Rania hanya tertawa ringan, tidak berniat untuk mengungkapkan detail lebih lanjut. Ia merasa bahwa ini adalah keputusan pribadinya yang tidak perlu diketahui orang lain. "Bukan sih, hanya kesempatan baru yang datang. Jadi, jangan khawatir, ya? Aku hanya ingin mencoba sesuatu yang berbeda," jawab Rania sambil menatap teman-temannya satu per satu. "Dan tentu saja, aku tetap akan ingat kalian semua."
"Ah, itu berarti kamu nggak akan jadi office girl lagi? Keren banget, Rania!" kata Salwa dengan senyuman cerah. "Tapi kenapa nggak bilang dari awal? Kita kan jadi nggak siap."
Rania hanya mengangguk, merasa sedikit lega karena teman-temannya tampaknya menerima keputusannya meskipun mereka merasa terkejut. "Iya, aku cuma ingin mengajak kalian makan siang untuk merayakan hari terakhirku. Terima kasih atas semua bantuan dan dukungannya selama ini."
Agus, yang duduk di ujung meja, ikut bersuara. "Duh, jadi sedih juga ya. Kita nggak akan bisa kerja bareng lagi. Kamu orang yang baik, Rania, semoga sukses di jalan baru kamu."
Rania tersenyum, sedikit terharu mendengar ucapan Agus. "Terima kasih, Agus. Semoga kalian juga sukses di sini. Aku nggak akan lupa hari-hari kita bareng."
Restu yang biasanya diam, kali ini juga berbicara. "Jangan lupa kalau kami di sini. Kalau ada waktu, jangan ragu buat mampir ke kantor."
Rania mengangguk, berjanji untuk tidak melupakan teman-temannya yang telah menjadi bagian dari perjalanan hidupnya di kantor tersebut. "Aku pasti akan mampir kalau ada waktu."
Suasana makan siang itu berlangsung hangat, dengan canda tawa dan perbincangan ringan. Rania merasa sedikit lega, meskipun ada perasaan campur aduk dalam hatinya. Teman-temannya tampak senang dengan perpisahannya yang sederhana, tanpa ada kesedihan berlebih. Mereka hanya ingin Rania sukses dan bahagia dengan pilihannya.
Ketika makan siang berakhir, mereka berfoto bersama, mengenang momen yang telah mereka lewati bersama di kantor. Rania merasa sedikit berat meninggalkan mereka, tetapi di sisi lain, ia tahu bahwa hidupnya harus terus maju.

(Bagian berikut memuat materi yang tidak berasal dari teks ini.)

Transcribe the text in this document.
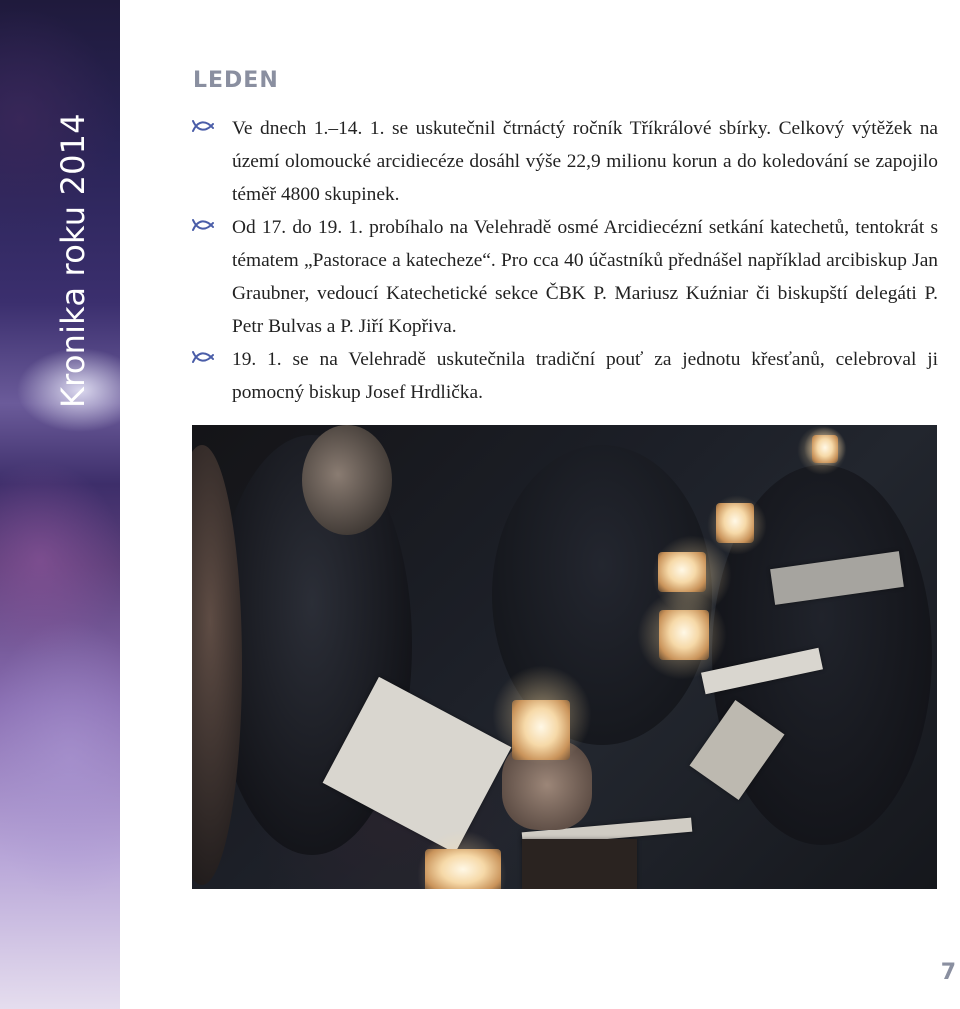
Kronika roku 2014
LEDEN
Ve dnech 1.–14. 1. se uskutečnil čtrnáctý ročník Tříkrálové sbírky. Celkový výtěžek na území olomoucké arcidiecéze dosáhl výše 22,9 milionu korun a do koledování se zapojilo téměř 4800 skupinek.
Od 17. do 19. 1. probíhalo na Velehradě osmé Arcidiecézní setkání katechetů, tentokrát s tématem „Pastorace a katecheze“. Pro cca 40 účastníků přednášel například arcibiskup Jan Graubner, vedoucí Katechetické sekce ČBK P. Mariusz Kuźniar či biskupští delegáti P. Petr Bulvas a P. Jiří Kopřiva.
19. 1. se na Velehradě uskutečnila tradiční pouť za jednotu křesťanů, celebroval ji pomocný biskup Josef Hrdlička.
7
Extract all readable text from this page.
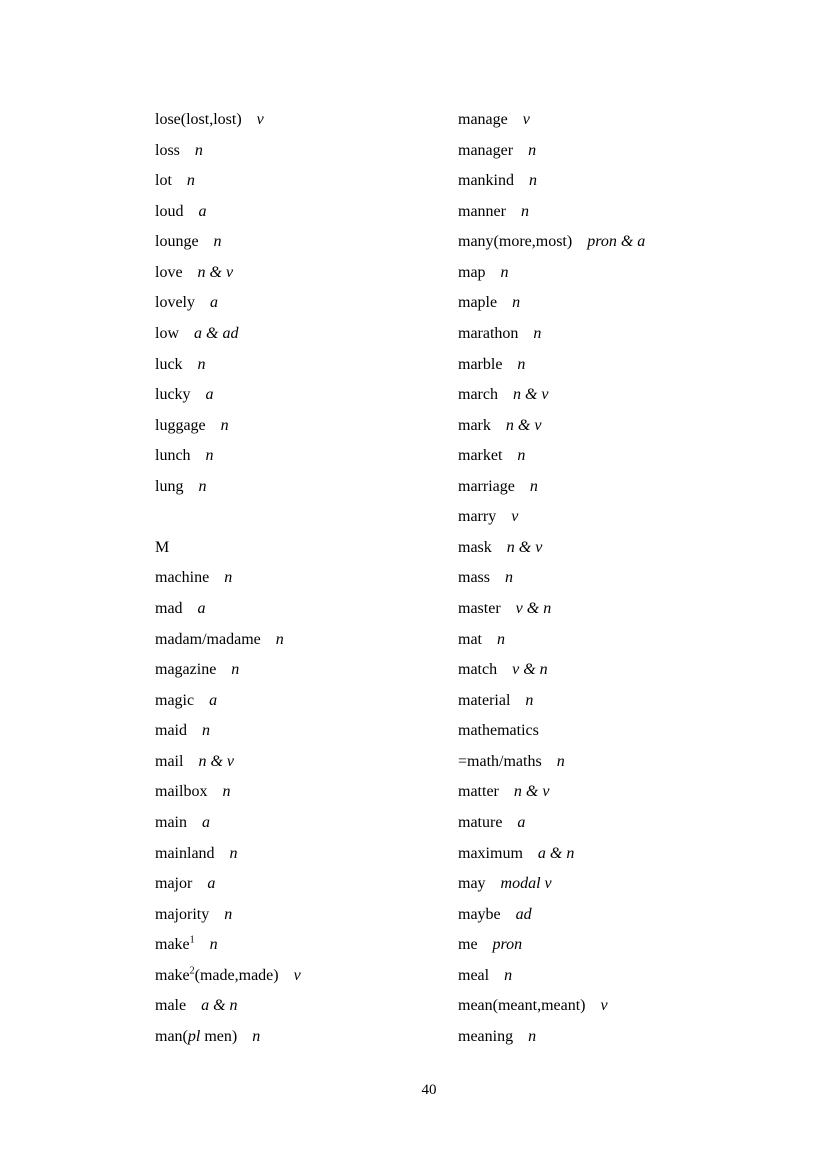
lose(lost,lost) v
loss n
lot n
loud a
lounge n
love n & v
lovely a
low a & ad
luck n
lucky a
luggage n
lunch n
lung n
M
machine n
mad a
madam/madame n
magazine n
magic a
maid n
mail n & v
mailbox n
main a
mainland n
major a
majority n
make$^1$ n
make$^2$(made,made) v
male a & n
man(pl men) n
manage v
manager n
mankind n
manner n
many(more,most) pron & a
map n
maple n
marathon n
marble n
march n & v
mark n & v
market n
marriage n
marry v
mask n & v
mass n
master v & n
mat n
match v & n
material n
mathematics
=math/maths n
matter n & v
mature a
maximum a & n
may modal v
maybe ad
me pron
meal n
mean(meant,meant) v
meaning n
40
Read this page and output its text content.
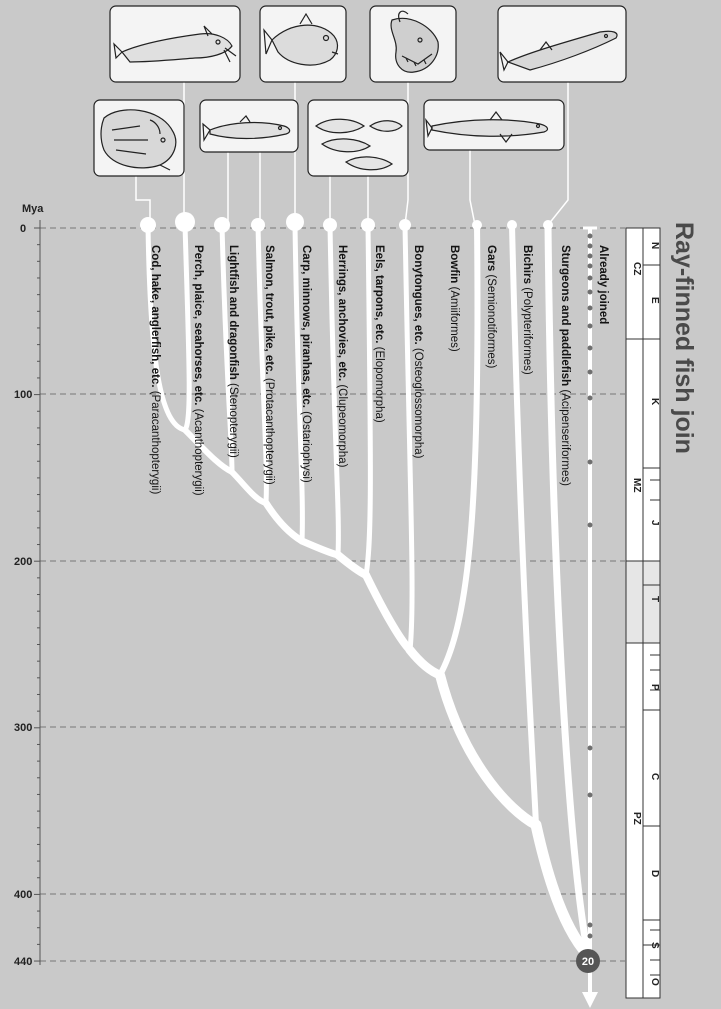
Mya
0
100
200
300
400
440	20
Cod, hake, anglerfish, etc. (Paracanthopterygii)
Perch, plaice, seahorses, etc. (Acanthopterygii)
Lightfish and dragonfish (Stenopterygii)
Salmon, trout, pike, etc. (Protacanthopterygii)
Carp, minnows, piranhas, etc. (Ostariophysi)
Herrings, anchovies, etc. (Clupeomorpha)
Eels, tarpons, etc. (Elopomorpha)
Bonytongues, etc. (Osteoglossomorpha)
Bowfin (Amiiformes)
Gars (Semionotiformes)
Bichirs (Polypteriformes) Sturgeons and paddlefish (Acipenseriformes)
Already joined	N
E
K
J
T
P
C
D
S
O
CZ
MZ
PZ
Ray-finned fish join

Setelah perpisahan itu, Rania kembali ke ruangannya, merapikan barang-barangnya. Ia melihat meja kerjanya yang selama ini telah menjadi tempat ia berjuang dan bekerja keras. Tiba-tiba saja, ia merasa ada perasaan sedih yang datang begitu saja. Tetapi, ia tahu, bahwa ini adalah langkah yang harus diambil.
Hari itu, Rania menyelesaikan tugasnya dengan penuh semangat. Meskipun keputusannya untuk berhenti bekerja sebagai office girl dan beralih menjadi pengasuh Zian belum diketahui sepenuhnya oleh teman-temannya, ia merasa bahwa ini adalah keputusan yang tepat untuk dirinya sendiri. Ia meninggalkan kantor dengan perasaan yang campur aduk—gembira karena akan memulai petualangan baru, tetapi juga sedikit berat karena harus berpisah dengan teman-teman yang telah menjadi bagian dari hari-harinya.
Ketika senja mulai merayap, Rania meninggalkan kantor untuk terakhir kalinya, dengan hati penuh harapan untuk babak baru yang akan ia jalani.